Le gouvernement suédois promet d’ailleurs des investissements majeurs dans la technologie hybride. Mais surtout: «Notre pays détient un potentiel considérable pour la bio-énergie, dit la Commission. Le gouvernement doit contribuer à la production à grande échelle de nouveaux bio-carburants, dérivés de sa foresterie et de son agriculture.»

Avec ses 450 000 kilomètres carrés, la Suède est l’un des plus grands pays d’Europe. La moitié de son territoire est boisé. «Avec la Finlande, notre pays est celui qui, de toute l’Union Européenne, compte le plus d’acres de forêt par habitant, précise la Commission. Ces forêts produisent de substantielles quantités de matières premières qui peuvent être transformés en une bio-énergie qui remplace les carburants fossiles.»

Pour préparer le terrain, une nouvelle «loi de la pompe à essence» oblige, depuis avril, toutes les stations-service qui écoulent annuellement plus de trois millions de litres à posséder au moins une pompe de carburant renouvelable, par exemple d’éthanol.
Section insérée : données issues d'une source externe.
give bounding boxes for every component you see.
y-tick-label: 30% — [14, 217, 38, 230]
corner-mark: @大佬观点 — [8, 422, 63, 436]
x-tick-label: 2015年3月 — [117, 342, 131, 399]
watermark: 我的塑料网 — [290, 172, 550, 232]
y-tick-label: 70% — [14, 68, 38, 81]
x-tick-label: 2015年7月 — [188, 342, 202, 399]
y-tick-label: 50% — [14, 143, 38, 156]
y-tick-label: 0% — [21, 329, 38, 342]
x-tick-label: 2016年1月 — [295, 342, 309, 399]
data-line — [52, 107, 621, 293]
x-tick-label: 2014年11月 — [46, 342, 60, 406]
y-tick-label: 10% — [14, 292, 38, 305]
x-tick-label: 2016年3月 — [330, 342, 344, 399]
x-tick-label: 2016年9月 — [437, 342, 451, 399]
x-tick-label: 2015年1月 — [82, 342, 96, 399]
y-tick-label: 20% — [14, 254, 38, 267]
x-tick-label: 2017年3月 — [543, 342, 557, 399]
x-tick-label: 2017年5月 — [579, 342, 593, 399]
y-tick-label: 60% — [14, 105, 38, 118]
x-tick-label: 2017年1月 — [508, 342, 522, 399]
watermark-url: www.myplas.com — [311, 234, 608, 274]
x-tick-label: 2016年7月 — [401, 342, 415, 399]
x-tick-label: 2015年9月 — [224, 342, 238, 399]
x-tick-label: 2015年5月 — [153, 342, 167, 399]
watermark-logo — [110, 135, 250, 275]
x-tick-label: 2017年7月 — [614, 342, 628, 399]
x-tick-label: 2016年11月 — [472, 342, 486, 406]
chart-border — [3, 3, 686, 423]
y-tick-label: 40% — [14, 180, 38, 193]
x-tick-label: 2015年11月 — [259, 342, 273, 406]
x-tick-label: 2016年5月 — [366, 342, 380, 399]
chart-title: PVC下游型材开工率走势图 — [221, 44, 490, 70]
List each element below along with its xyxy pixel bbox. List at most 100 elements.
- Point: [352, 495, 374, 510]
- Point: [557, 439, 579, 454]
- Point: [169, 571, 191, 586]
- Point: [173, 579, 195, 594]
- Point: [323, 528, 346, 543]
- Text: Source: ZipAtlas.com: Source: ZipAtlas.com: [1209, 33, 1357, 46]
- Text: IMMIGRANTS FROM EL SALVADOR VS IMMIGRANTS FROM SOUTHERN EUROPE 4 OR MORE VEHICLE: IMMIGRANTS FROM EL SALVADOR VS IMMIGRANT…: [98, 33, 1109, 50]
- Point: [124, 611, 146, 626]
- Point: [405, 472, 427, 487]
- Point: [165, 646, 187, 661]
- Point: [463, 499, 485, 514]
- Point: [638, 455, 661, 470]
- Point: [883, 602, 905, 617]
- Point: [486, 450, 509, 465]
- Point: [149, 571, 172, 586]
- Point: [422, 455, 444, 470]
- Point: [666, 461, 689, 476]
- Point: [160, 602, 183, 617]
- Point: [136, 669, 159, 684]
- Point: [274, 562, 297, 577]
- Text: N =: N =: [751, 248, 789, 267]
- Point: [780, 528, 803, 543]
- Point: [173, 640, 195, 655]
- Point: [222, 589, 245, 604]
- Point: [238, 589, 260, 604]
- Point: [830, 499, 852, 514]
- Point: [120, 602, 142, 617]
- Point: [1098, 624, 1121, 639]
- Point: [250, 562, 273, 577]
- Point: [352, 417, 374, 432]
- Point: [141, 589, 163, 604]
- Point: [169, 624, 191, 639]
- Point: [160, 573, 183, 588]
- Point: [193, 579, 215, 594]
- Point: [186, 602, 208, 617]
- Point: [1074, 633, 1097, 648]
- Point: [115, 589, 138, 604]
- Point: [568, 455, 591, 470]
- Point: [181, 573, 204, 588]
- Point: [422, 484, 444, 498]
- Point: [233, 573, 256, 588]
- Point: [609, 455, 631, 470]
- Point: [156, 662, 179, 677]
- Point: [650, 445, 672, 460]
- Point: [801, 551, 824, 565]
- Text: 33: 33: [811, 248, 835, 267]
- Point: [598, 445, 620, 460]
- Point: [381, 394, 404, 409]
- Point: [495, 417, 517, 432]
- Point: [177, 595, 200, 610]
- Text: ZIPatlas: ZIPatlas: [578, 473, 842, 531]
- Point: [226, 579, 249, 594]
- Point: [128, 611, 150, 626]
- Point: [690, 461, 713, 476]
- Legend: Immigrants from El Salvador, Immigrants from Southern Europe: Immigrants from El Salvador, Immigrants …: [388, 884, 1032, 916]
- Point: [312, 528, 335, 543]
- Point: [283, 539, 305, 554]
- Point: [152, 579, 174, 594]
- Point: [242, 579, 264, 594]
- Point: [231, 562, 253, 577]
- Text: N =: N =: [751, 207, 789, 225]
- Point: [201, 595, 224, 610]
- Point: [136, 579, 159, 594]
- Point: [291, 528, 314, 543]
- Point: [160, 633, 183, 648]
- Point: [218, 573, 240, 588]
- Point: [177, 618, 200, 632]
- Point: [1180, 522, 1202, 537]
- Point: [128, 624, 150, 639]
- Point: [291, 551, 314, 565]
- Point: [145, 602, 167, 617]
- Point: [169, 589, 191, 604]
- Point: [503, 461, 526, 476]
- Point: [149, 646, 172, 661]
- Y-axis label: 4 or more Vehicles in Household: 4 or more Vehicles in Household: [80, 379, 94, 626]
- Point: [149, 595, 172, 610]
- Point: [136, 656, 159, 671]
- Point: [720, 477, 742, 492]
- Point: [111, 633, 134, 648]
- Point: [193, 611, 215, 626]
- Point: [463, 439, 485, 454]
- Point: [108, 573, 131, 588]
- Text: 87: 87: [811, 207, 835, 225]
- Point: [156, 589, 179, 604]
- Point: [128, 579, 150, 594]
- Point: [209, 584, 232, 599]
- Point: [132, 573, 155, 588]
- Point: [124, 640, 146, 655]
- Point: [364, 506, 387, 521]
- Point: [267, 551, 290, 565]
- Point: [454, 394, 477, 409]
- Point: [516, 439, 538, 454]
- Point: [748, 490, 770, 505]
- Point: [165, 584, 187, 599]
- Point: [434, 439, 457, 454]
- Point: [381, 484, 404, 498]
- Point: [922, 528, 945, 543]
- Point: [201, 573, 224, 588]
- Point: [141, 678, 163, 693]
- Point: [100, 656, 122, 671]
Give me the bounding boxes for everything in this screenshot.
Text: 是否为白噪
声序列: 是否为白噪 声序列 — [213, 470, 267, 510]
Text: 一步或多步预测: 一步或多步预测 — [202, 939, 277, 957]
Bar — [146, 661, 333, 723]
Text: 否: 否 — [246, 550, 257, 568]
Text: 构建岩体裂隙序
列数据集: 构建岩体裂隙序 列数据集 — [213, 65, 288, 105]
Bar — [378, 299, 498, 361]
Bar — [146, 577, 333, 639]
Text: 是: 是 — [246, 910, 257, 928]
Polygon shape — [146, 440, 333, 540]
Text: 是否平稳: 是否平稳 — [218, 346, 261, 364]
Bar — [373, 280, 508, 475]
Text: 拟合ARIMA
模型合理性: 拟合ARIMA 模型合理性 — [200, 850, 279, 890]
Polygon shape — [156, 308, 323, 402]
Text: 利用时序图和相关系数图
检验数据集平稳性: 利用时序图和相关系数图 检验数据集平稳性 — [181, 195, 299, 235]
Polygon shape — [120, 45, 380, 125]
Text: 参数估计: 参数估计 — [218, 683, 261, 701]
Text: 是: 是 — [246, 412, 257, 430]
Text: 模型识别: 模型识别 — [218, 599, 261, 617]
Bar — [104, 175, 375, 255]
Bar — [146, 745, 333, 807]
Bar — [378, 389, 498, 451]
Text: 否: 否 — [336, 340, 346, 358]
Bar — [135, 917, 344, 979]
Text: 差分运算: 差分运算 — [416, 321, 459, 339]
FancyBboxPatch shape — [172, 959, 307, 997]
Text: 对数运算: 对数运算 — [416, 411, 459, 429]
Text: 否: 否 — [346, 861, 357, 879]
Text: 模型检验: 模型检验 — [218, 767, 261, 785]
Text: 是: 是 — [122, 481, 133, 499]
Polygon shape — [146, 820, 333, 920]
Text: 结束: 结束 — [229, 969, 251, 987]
La même formule s’appliquera aux plus petites stations d’ici 2010.

La grande question: est-ce que la population emboîtera le pas?

Elle le fait déjà. Notamment en adoptant de plus en plus massivement les véhicules «verts». Au premier semestre de 2006, les Suédois ont acheté 18 500 voitures propulsées par des carburants alternatifs. C’est près de 15% de toutes les ventes automobiles.

Les modèles les plus populaires? Les Volvo V50 FlexiFuel, Volvo V70 Bi-Fuel, Saab 9.5 BioPower, Ford Focus FlexiFuel et Toyota Prius.

Si l’on ajoute les ventes de véhicules à propulsion diesel, également en hausse en Suède, «30% des véhicules vendus (depuis le début de l’année) sont à propulsion alternative ou diesel, comparativement à seulement 12% pour la même période l’an dernier,» révèle Bertil Moldén, directeur général de l’Association des constructeurs (BIL Sweden).

Est-ce que la Suède serait sur la bonne voie... de l’indépendance?